Dans cette quatrième contribution à son Carnet de route, Pierre Frey évoque, à partir d’un texte de Fernand Pouillon, l’influence de la photographie sur l’architecture et l’évolution «impitoyable» de la photographie d’architecture.

Date de publication
28-08-2019

«L’illustration du livre d’architecture appartient aujourd’hui aux photographes. Les revues contemporaines, qui disposent cependant des dessins originaux des architectes et des ingénieurs, répugnent à cette représentation didactique et lui préfèrent la photographie. L’œuvre photogénique, soit dans son détail, soit dans son ensemble, apparaît souvent supérieure à l’œuvre tout court (celle-ci procure aux visiteurs des joies véritables, tandis que la première provoque d’immenses déceptions).

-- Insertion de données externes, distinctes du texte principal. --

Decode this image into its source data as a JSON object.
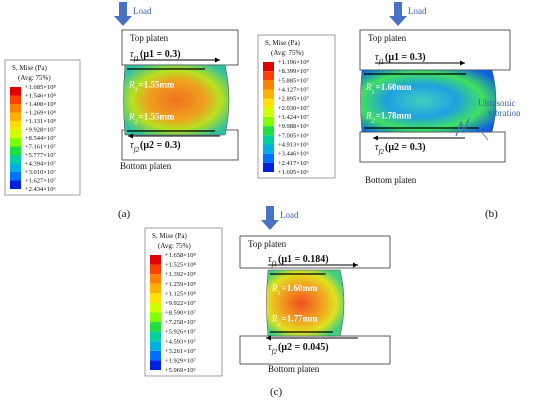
{
  "panels": [
    {
      "label": "(a)",
      "load": "Load",
      "top_platen": "Top  platen",
      "bottom_platen": "Bottom  platen",
      "legend": {
        "title": "S, Mise (Pa)",
        "subtitle": "(Avg: 75%)",
        "entries": [
          "+1.685×10⁸",
          "+1.546×10⁸",
          "+1.408×10⁸",
          "+1.269×10⁸",
          "+1.131×10⁸",
          "+9.928×10⁷",
          "+8.544×10⁷",
          "+7.161×10⁷",
          "+5.777×10⁷",
          "+4.394×10⁷",
          "+3.010×10⁷",
          "+1.627×10⁷",
          "+2.434×10⁶"
        ]
      },
      "tau1": {
        "symbol": "τ",
        "sub": "f1",
        "expr": "(μ1 = 0.3)"
      },
      "tau2": {
        "symbol": "τ",
        "sub": "f2",
        "expr": "(μ2 = 0.3)"
      },
      "r1": {
        "symbol": "R",
        "sub": "1",
        "expr": "=1.55mm"
      },
      "r2": {
        "symbol": "R",
        "sub": "2",
        "expr": "=1.55mm"
      }
    },
    {
      "label": "(b)",
      "load": "Load",
      "top_platen": "Top  platen",
      "bottom_platen": "Bottom  platen",
      "vibration": "Ultrasonic vibration",
      "legend": {
        "title": "S, Mise (Pa)",
        "subtitle": "(Avg: 75%)",
        "entries": [
          "+1.196×10⁸",
          "+8.399×10⁷",
          "+5.885×10⁷",
          "+4.127×10⁷",
          "+2.895×10⁷",
          "+2.030×10⁷",
          "+1.424×10⁷",
          "+9.988×10⁶",
          "+7.005×10⁶",
          "+4.913×10⁶",
          "+3.446×10⁶",
          "+2.417×10⁶",
          "+1.695×10⁶"
        ]
      },
      "tau1": {
        "symbol": "τ",
        "sub": "f1",
        "expr": "(μ1 = 0.3)"
      },
      "tau2": {
        "symbol": "τ",
        "sub": "f2",
        "expr": "(μ2 = 0.3)"
      },
      "r1": {
        "symbol": "R",
        "sub": "1",
        "expr": "=1.60mm"
      },
      "r2": {
        "symbol": "R",
        "sub": "2",
        "expr": "=1.78mm"
      }
    },
    {
      "label": "(c)",
      "load": "Load",
      "top_platen": "Top  platen",
      "bottom_platen": "Bottom  platen",
      "legend": {
        "title": "S, Mise (Pa)",
        "subtitle": "(Avg: 75%)",
        "entries": [
          "+1.658×10⁸",
          "+1.525×10⁸",
          "+1.392×10⁸",
          "+1.259×10⁸",
          "+1.125×10⁸",
          "+9.922×10⁷",
          "+8.590×10⁷",
          "+7.258×10⁷",
          "+5.926×10⁷",
          "+4.593×10⁷",
          "+3.261×10⁷",
          "+1.929×10⁷",
          "+5.969×10⁶"
        ]
      },
      "tau1": {
        "symbol": "τ",
        "sub": "f1",
        "expr": "(μ1 = 0.184)"
      },
      "tau2": {
        "symbol": "τ",
        "sub": "f2",
        "expr": "(μ2 = 0.045)"
      },
      "r1": {
        "symbol": "R",
        "sub": "1",
        "expr": "=1.60mm"
      },
      "r2": {
        "symbol": "R",
        "sub": "2",
        "expr": "=1.77mm"
      }
    }
  ]
}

Le film, dans ce domaine, a la qualité de franchise. Le photographe détient un pouvoir magique que la caméra détruit. Le cliché est figé dans sa forme voulue, son éclairage choisi avec soin. La qualité déformante de l’objectif en donne une vision surnaturelle. A la profondeur, l’artiste averti substitue un procédé mécanique. Combien d’œuvres d’art de tous les temps ont bénéficié de cet apport, combien d’autres ont souffert du formalisme photographique !

Pour ma part, j’ai gardé la nostalgie de la représentation graphique dans sa convention immuable. Le dessin ou la gravure figurant les édifices en plan, coupe ou géométral, dans leurs volumes, proportions et échelles, ont permis durant les quelques derniers siècles d’exercer l’œil du spécialiste et des amateurs et, ainsi, d’éviter les lourdes erreurs contemporaines où le maître de l’ouvrage, peu familiarisé avec ce genre d’écriture, accepte n’importe quoi de n’importe qui.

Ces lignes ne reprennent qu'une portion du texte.